The findings could lead to new tests to determine which women are not likely to benefit from tamoxifen and who should be given other drugs, said Jason Carroll of Cancer Research UK in Cambridge, who led the study published in the journal Nature.
"We can use this information to predict which patients will respond to tamoxifen and more importantly which ones won't," Carroll told reporters in a telephone briefing.
"More importantly it gives us an idea of what we should be making drugs against."
Breast cancer is the leading cause of cancer deaths among women worldwide, according to the American Cancer Society. The group estimates about 465,000 women died of breast cancer globally in 2007, and 1.3 million new cases were diagnosed.
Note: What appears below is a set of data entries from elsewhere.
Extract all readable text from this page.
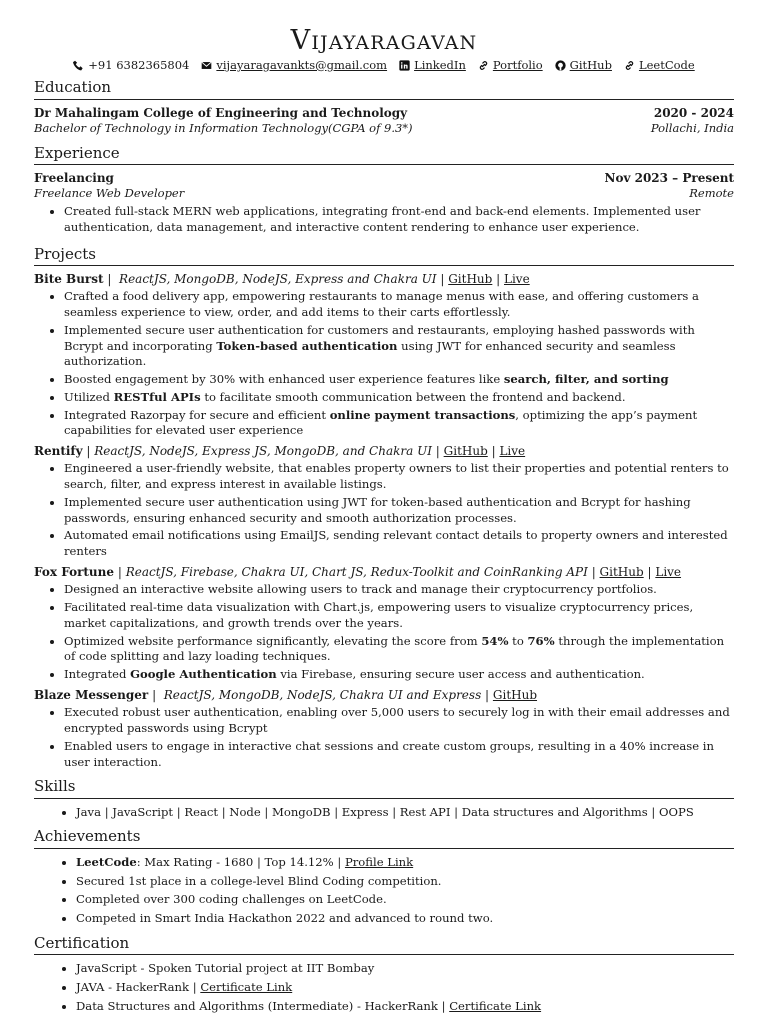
Vijayaragavan
+91 6382365804 vijayaragavankts@gmail.com LinkedIn Portfolio GitHub LeetCode
Education
Dr Mahalingam College of Engineering and Technology	2020 - 2024
Bachelor of Technology in Information Technology(CGPA of 9.3*)	Pollachi, India
Experience
Freelancing	Nov 2023 – Present
Freelance Web Developer	Remote
• Created full-stack MERN web applications, integrating front-end and back-end elements. Implemented user authentication, data management, and interactive content rendering to enhance user experience.
Projects
Bite Burst |  ReactJS, MongoDB, NodeJS, Express and Chakra UI | GitHub | Live
• Crafted a food delivery app, empowering restaurants to manage menus with ease, and offering customers a seamless experience to view, order, and add items to their carts effortlessly.
• Implemented secure user authentication for customers and restaurants, employing hashed passwords with Bcrypt and incorporating Token-based authentication using JWT for enhanced security and seamless authorization.
• Boosted engagement by 30% with enhanced user experience features like search, filter, and sorting
• Utilized RESTful APIs to facilitate smooth communication between the frontend and backend.
• Integrated Razorpay for secure and efficient online payment transactions, optimizing the app’s payment capabilities for elevated user experience
Rentify | ReactJS, NodeJS, Express JS, MongoDB, and Chakra UI | GitHub | Live
• Engineered a user-friendly website, that enables property owners to list their properties and potential renters to search, filter, and express interest in available listings.
• Implemented secure user authentication using JWT for token-based authentication and Bcrypt for hashing passwords, ensuring enhanced security and smooth authorization processes.
• Automated email notifications using EmailJS, sending relevant contact details to property owners and interested renters
Fox Fortune | ReactJS, Firebase, Chakra UI, Chart JS, Redux-Toolkit and CoinRanking API | GitHub | Live
• Designed an interactive website allowing users to track and manage their cryptocurrency portfolios.
• Facilitated real-time data visualization with Chart.js, empowering users to visualize cryptocurrency prices, market capitalizations, and growth trends over the years.
• Optimized website performance significantly, elevating the score from 54% to 76% through the implementation of code splitting and lazy loading techniques.
• Integrated Google Authentication via Firebase, ensuring secure user access and authentication.
Blaze Messenger |  ReactJS, MongoDB, NodeJS, Chakra UI and Express | GitHub
• Executed robust user authentication, enabling over 5,000 users to securely log in with their email addresses and encrypted passwords using Bcrypt
• Enabled users to engage in interactive chat sessions and create custom groups, resulting in a 40% increase in user interaction.
Skills
• Java | JavaScript | React | Node | MongoDB | Express | Rest API | Data structures and Algorithms | OOPS
Achievements
• LeetCode: Max Rating - 1680 | Top 14.12% | Profile Link
• Secured 1st place in a college-level Blind Coding competition.
• Completed over 300 coding challenges on LeetCode.
• Competed in Smart India Hackathon 2022 and advanced to round two.
Certification
• JavaScript - Spoken Tutorial project at IIT Bombay
• JAVA - HackerRank | Certificate Link
• Data Structures and Algorithms (Intermediate) - HackerRank | Certificate Link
Declining death rates from breast cancer in developed countries have been attributed to early detection through mammography screening and to improved treatment.
Tamoxifen is given to most women for five years after they are diagnosed with breast cancer to prevent the disease from returning, but some women develop resistance, which means their tumour is more likely to recur.
The drug works by blocking oestrogen from causing wild cell growth in breast cancer by switching certain genes on, but how this exactly happened was unknown, the researchers said.
"Previously our understanding of why this occurred could be compared with trying to fix a broken car without knowing how the engine worked," Carroll said. "Now we understand how all the engine parts operate and we can try to think about ways to make repairs."
Using microarrays - gene chips - to scan millions of DNA sequences, the researchers investigated what was happening in genes known to play a key role in breast cancer.
For tamoxifen to work properly it has to block a gene called HER2, which it does by using a control switch hidden within the gene itself, the researchers said.
But for this to happen a protein called Pax2 must keep the switch in the off position - something that appears to fail for women who develop resistance, the researchers said.
The findings mean some women should potentially be directly given other drugs currently on the market such as Genentech's Herceptin or aromatase inhibitors like AstraZeneca's Arimidex, Carroll said.
"It turns out we knew where the genes were but finding out where the switch was located was the difficult part," Carroll said. "Pax2 is the handle that keeps the switch off."